We aim to develop a disease measurement instrument capable of describing disease burden such
that it can be used to evaluate disease response to treatment in addition to histological and
cytological based measurements further strengthening the quality of disease response
outcomes. To account for variations in diagnostic practice, the approach will be applicable
to both a HRA and non HRA setting. We are unaware of any previous systematic review or
comprehensive methodological work in this clinical area.
A meeting of AIN experts will be conducted to determine a longlist of lesion measurement
items capable of capturing disease burden. A series of disease assessments will be undertaken
in participants known to have aHSIL to assess disease burden using the longlist measurement
items. Disease assessments will be scheduled to coincide with the participants routine
disease assessment undertaken as part of the participants 'usual' clinical care for aHSIL.
Disease burden for each participant will be captured diagrammatically using location and
lesion descriptors recommended by consensus based international guidance for the detection of
anal cancer precursor lesions. Disease burden for each participant will also be captured
photographically. This detail will be captured initially via non HRA approach (usual care)
with the addition of HRA once this approach is established. Described lesions will be
correlated with histology from biopsies taken as part of routine clinical practice to confirm
the presence of aHSIL in the lesions described.
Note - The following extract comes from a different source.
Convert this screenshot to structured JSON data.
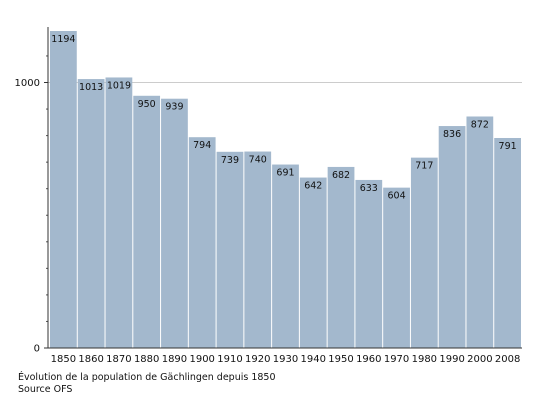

Two trained disease assessors (experienced clinicians familiar with the assessment of anal
intraepithelial lesions) will assess disease burden per participant. Disease burden will also
be captured photographically. We will undertake disease assessments on 20-30 participants to
obtain an acceptable confidence interval around the estimate of reliability for each
measurement item and to ensure variation in the spread of disease patterns for aHSIL is
captured. By analysing the results of the clinician assessments and digital analysis of the
photographic representation of disease burden, we will be able to determine the best
performing measurement items which can be used to inform a disease measurement instrument.
To ensure the disease measurement instrument is relevant (for example, adequacy of
photographic representation of disease, the measurement items used), a study advisory group
comprising experts in aHSIL assessment and management will be assembled to oversee the study.